Friday the 13

Did you wake up with a foreboding feeling today, like maybe you’ll cross paths with a black cat, break a mirror or encounter a hockey-masked killer? That’s Friday the 13th for you.

 Scared of the number 13? Then you simply have triskaidekaphobia. But if you’re scared of Friday the 13th itself, you have paraskavedekatriaphobia—also known by the not-really-less-of-a-mouthful friggatriskaidekaphobia.

The actual origin of the superstition appears to be a tale in Norse mythology. Friday is named for Frigga, the free-spirited goddess of love and fertility. When Norse and Germanic tribes converted to Christianity, Frigga was banished in shame to a mountaintop and labeled a witch. It was believed that every Friday, the spiteful goddess convened a meeting with eleven other witches, plus the devil — a gathering of thirteen — and plotted ill turns of fate for the coming week. For many centuries in Scandinavia, Friday was known as “Witches’ Sabbath.”

Some experts think that it is a relatively recent correlation and is a modern-day invention. For example, records of the superstition are rarely found before the 20th century, when it became extremely common. One author, noting that references are all but nonexistent before 1907 but frequently seen thereafter, has argued that its popularity derives from the publication that year of Thomas W. Lawson’s popular novel Friday, the Thirteenth, in which an unscrupulous broker takes advantage of the superstition to create a Wall Street panic on a Friday the 13th.

Historically, Friday the 13th has seen its share of bad events, including deadly World War II bombings, killer earthquakes and storms and a 1989 stock market plunge.

But how much do you really know about the unluckiest of all days? Here are some Friday the 13th facts. Maybe they’ll bring a little luck to your day.

* Fear of 13 is nothing new. The Code of Hammurabi—Babylonian law that dates back until at least 1780 BC—omitted a 13th law because it would be unlucky. Theories abound as to why 13’s bad reputation persisted. Some tie it to the number of diners at the Last Supper, or the actions of the 13th dinner guest, Judas.
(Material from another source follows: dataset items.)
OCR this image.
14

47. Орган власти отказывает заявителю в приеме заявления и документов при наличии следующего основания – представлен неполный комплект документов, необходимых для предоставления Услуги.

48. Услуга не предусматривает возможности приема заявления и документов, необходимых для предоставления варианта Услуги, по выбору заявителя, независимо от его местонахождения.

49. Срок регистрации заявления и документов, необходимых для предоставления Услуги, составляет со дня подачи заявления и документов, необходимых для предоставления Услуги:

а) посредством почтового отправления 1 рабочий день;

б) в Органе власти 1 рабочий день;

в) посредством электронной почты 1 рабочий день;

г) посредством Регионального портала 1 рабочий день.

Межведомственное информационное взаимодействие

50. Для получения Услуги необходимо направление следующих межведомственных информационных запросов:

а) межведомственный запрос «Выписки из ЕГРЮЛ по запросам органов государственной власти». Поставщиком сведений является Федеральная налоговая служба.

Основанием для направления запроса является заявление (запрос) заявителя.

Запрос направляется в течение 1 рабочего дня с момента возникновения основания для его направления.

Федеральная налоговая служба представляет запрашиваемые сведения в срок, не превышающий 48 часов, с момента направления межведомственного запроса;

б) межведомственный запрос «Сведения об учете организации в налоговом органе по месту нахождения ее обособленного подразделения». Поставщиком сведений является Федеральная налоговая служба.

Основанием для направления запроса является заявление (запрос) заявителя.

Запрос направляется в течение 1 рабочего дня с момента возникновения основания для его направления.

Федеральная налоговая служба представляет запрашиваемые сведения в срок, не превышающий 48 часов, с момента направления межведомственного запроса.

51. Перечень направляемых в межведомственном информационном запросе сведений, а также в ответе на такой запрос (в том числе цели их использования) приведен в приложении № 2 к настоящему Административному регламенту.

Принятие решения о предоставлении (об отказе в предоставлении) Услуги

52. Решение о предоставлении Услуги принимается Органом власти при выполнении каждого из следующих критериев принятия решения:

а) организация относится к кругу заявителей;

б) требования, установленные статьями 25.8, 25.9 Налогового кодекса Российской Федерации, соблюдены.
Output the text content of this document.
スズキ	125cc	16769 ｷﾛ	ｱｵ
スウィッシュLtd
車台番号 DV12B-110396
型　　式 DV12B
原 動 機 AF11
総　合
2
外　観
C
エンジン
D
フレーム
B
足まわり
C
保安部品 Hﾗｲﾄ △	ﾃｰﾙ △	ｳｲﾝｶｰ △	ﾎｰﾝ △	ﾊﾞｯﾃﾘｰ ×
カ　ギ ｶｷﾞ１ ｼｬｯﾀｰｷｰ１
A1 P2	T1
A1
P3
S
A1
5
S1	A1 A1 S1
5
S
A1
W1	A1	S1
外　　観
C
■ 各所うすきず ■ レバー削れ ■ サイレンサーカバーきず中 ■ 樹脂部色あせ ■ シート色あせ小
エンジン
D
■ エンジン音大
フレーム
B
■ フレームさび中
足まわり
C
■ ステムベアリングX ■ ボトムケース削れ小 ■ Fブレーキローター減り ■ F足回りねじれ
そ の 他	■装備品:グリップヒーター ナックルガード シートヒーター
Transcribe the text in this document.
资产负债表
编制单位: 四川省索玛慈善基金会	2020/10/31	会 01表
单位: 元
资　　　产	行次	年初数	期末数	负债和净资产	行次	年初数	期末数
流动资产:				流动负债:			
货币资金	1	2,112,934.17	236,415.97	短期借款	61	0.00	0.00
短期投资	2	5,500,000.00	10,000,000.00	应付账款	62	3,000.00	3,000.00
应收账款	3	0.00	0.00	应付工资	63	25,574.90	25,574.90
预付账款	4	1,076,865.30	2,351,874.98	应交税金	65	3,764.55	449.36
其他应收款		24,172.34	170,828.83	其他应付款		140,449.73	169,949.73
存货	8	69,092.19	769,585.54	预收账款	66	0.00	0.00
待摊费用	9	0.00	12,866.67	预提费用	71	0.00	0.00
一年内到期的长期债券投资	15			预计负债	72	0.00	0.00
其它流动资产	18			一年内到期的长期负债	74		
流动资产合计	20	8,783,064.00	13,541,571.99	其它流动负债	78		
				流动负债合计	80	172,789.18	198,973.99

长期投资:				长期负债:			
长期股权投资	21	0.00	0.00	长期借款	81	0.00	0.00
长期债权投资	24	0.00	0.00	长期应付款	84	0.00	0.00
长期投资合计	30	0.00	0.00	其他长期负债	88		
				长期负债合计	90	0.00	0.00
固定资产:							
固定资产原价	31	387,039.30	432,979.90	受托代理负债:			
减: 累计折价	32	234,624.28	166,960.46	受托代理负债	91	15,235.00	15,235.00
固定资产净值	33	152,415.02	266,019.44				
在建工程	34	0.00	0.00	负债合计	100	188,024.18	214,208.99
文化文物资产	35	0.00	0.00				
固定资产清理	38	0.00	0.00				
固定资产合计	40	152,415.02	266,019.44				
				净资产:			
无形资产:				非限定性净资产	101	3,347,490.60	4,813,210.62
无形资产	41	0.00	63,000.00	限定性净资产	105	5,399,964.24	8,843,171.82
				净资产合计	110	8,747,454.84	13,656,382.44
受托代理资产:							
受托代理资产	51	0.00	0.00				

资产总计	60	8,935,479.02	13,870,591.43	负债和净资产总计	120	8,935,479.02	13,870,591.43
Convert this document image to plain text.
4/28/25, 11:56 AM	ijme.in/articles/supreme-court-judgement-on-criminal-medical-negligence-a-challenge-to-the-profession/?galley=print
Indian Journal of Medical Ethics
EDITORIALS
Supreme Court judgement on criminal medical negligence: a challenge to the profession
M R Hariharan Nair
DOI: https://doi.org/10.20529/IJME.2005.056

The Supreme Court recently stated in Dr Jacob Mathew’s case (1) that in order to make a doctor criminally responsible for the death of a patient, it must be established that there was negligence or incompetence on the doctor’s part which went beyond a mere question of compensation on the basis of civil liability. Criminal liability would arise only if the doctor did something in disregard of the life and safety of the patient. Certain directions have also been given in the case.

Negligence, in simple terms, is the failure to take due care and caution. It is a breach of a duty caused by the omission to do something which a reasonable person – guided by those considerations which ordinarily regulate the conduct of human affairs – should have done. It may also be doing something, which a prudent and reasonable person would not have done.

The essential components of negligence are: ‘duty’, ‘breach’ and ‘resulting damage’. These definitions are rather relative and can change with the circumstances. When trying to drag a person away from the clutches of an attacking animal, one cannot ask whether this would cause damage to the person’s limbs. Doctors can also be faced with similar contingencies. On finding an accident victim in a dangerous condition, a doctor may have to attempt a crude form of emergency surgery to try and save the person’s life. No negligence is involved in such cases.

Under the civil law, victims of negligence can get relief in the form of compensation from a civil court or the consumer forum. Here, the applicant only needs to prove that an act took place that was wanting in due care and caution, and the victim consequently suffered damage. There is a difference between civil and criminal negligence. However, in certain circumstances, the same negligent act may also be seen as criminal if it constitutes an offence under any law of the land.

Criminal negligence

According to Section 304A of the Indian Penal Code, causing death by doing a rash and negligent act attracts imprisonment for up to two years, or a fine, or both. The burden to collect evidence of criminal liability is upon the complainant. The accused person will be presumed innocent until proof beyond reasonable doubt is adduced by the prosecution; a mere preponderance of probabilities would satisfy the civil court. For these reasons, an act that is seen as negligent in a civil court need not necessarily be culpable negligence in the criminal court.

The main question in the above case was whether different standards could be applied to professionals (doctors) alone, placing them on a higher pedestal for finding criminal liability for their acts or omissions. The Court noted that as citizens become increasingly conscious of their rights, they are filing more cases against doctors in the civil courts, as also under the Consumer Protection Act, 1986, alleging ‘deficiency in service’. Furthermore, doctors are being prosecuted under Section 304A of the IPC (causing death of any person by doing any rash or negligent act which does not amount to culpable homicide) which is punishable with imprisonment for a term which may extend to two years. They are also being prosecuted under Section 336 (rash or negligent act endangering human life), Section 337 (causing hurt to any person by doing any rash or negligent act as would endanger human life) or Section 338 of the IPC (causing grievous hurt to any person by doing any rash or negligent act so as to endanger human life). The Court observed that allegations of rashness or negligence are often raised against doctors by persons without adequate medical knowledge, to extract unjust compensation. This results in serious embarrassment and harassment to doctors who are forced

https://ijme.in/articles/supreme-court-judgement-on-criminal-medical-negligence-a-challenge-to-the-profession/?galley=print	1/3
Numerologists also point to 13’s position just after the rounder number 12—12 signs of the zodiac, 12 months in a year, 12 tribes of Israel and so on.

* The pairing of Friday and the 13th is statistically more likely to occur than any other day of the week. For reasons known only to him, mathematician B.H. Brown set out in 1933 to compute the distribution of days of the week on the 13th of the month. The calendar repeats every 4,800 months, or 400 years. Over that time, a Friday the 13th will happen 688 times. That’s more often than the 13th will fall on Sunday (687), Monday (685), Tuesday (685), Wednesday (687), Thursday (684) or Saturday (684).

* Some years are unluckier than others. There can be as many as 14 months between Friday the 13ths, and every year has one to three. The last Friday the 13th occurred in August 2010. Paraskavedekatriaphobics take heart—the next isn’t until January 2012.

So are you afraid of Friday the 13, would you get married on Friday 13?